Брозиус (Caspar Max Brosius, 1825–1910) родился в Бургштайнфурте, учился в Мюнстере, в Грейфсвальде и Бонне. Защитив диссертацию в 1848 г., он получил звание врача, после чего поступил ассистентом в частную психиатрическую лечебницу Эрленмейера, которая и дала ему психиатрическую подготовку. Когда в 1859 г. Костер основал журнал под заглавием «Друг душевнобольного», Брозиус сделался его соредактором и потом, с 1878 г. по 1898 г., самолично вел это издание, посвященное главным образом различным вопросам бытовой психиатрии. В многочисленных статьях Брозиус проводил идею «патронатов» для оказания помощи выписываемым больным. Его мысли получили применение прежде всего в Голландии и только уже значительно позже, в самом конце века, в Германии. Он был очень близок к идее психиатрического диспансера в его самых общих чертах.

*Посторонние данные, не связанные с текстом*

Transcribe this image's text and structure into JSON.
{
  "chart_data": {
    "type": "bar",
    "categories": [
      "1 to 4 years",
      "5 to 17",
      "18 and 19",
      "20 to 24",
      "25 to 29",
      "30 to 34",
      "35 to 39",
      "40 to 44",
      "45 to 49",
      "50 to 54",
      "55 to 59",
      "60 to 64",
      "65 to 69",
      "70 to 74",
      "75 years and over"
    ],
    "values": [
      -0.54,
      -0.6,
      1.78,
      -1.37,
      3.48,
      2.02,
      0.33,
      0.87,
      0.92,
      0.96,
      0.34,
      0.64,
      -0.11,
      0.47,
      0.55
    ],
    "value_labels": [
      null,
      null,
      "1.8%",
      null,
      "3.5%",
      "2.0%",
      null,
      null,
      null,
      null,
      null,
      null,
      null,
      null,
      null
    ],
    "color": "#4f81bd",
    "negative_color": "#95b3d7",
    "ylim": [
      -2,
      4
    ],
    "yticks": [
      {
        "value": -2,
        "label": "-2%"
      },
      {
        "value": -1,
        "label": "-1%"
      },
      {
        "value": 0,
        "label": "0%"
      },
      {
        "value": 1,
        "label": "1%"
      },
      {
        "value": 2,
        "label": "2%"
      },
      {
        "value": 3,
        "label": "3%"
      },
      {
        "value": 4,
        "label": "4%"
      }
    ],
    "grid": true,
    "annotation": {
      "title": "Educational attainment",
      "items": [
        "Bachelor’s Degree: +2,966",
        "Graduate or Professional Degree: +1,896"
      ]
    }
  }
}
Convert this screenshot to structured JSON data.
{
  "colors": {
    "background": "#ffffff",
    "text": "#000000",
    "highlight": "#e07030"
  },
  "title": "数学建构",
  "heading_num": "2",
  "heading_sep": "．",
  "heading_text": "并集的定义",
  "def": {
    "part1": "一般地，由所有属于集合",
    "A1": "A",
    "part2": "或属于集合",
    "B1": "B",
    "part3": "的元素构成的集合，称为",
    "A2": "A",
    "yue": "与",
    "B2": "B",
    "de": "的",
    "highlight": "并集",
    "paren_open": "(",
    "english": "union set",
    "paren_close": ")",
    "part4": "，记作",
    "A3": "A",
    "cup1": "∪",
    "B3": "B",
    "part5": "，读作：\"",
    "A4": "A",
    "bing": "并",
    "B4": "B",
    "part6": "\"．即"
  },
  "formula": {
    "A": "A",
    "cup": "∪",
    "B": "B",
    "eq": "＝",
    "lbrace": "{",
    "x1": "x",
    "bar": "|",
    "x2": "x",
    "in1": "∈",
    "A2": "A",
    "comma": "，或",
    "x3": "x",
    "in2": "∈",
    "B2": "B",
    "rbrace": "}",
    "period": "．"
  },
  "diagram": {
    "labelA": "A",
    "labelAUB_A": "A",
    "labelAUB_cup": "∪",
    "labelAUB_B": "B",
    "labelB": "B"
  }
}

Самым убежденным сторонником но-рестрента в Германии был Людвиг Мейер (1827–1900). Первоначально воспитанник Боннского университета, Мейер должен был скоро покинуть его, так как принял слишком деятельное участие в революционном движении 1848 г. Дальнейшее медицинское образование он получил в Вюрцбурге и в Берлине. Он быстро усвоил себе идеи Вирхова, деятельность которого в то время сосредоточивала на себе внимание всего медицинского мира. Когда Мейер, в силу случайных обстоятельств и отчасти против собственной воли, сделался ассистентом психиатрической клиники берлинской Шаритэ, он принес туда вполне сложившееся естественно-научное мировоззрение. Психиатрической клиникой заведовал в то время знаменитый Иделер. Можно представить себе, каково было отношение Мейера к лечебным приемам этого представителя школы «психиков». Не раз рассказывал Мейер впоследствии, как душевнобольных специально расставляли вдоль стен большого зала и как потом появлялся Иделер и пылкой речью, уснащенной философскими аргументами и цитатами, старался воздействовать на «погрязшие в заблуждениях» мысли больных. За столом посреди зала сидела группа ассистентов, всегда готовых в нужный момент вскочить и подать помощь, если какой-нибудь «любопытный» больной слишком близко подойдет к оратору.